If the woman is performing the iddah of divorce, there is absolutely no harm in her attending her daughters wedding; but if the woman is fulfilling the iddah or waiting period of mourning her husbands death she is required by Shariah to abstain from leaving her house without absolute genuine need, neither is she allowed to wear new clothes, ornaments, or apply perfume, henna, etc.
Fiqh-us-Sunnah Fiqh 4.23
Umm 'Atiyyah narrates that the Messenger of Allah said: "A woman should not mourn for any deceased person for more than three days, except in the case of her husband's death, which she may mourn for a period of four months and ten days. Such a woman (in mourning) is not to wear any (brightly) colored dress. She may wear only plain dress. During this period she should not use any adornment or eye makeup, nor wear any perfume, nor dye her hands and feet with henna, nor comb her hair, except at the end of her menstruation period, when she may use some cleaning or refreshing agents (such as perfume, etc. ) to get rid of any offensive smell left over from her period." Accordingly, when a widow mourns, she must not use any adornment, such as jewelry, kohl, silk, perfume, or henna dye on her hands and feet. A widow must observe this waiting period in deference to her late husband's memory and to fulfill her obligations toward him.

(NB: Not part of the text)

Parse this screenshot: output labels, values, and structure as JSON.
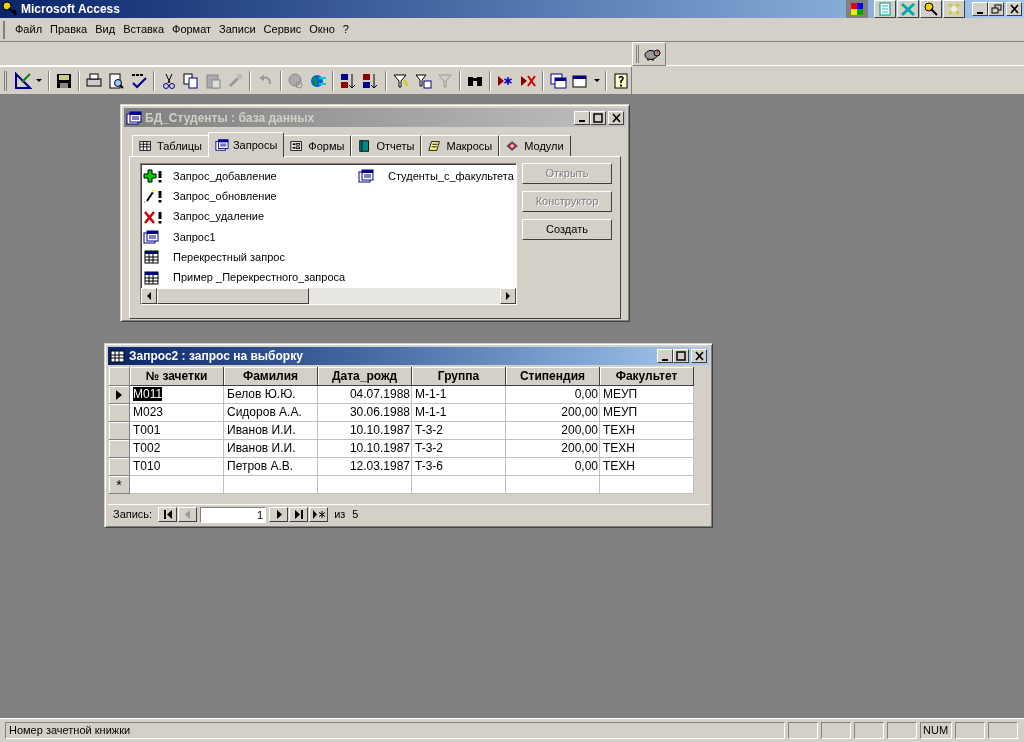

Reported by Muslim and Bukhari.
Your Question: My question to you is that can a woman in iddat attend the wedding ceremony of her daughter in a gathering where there is complete segregation between males and females or can she attend the ceremony sitting in a seperate room where namahrams would be strictly prohibited to enter?
The scholars are of the opinion that if the marriage is in the house, there is no harm if the woman fulfilling the prescribed iddah of her husbands death attends the wedding ceremony, provided she does not wear new clothes, nor adorns herself with beauty or ornaments, nor applies perfume or henna, nor participates in the joyous celebrations that accompany a wedding. There is no harm if she wishes to attend the wedding ceremony in the house, but she should fulfill the requirements of mourning as prescribed by Shariah.
But if the marriage ceremony is in a marriage hall or a hotel, it would be purer and better for the woman in iddah to abstain from leaving her house and attending such a ceremony.
Whatever written of Truth and benefit is only due to Allahs Assistance and Guidance, and whatever of error is of me alone. Allah Alone Knows Best and He is the Only Source of Strength.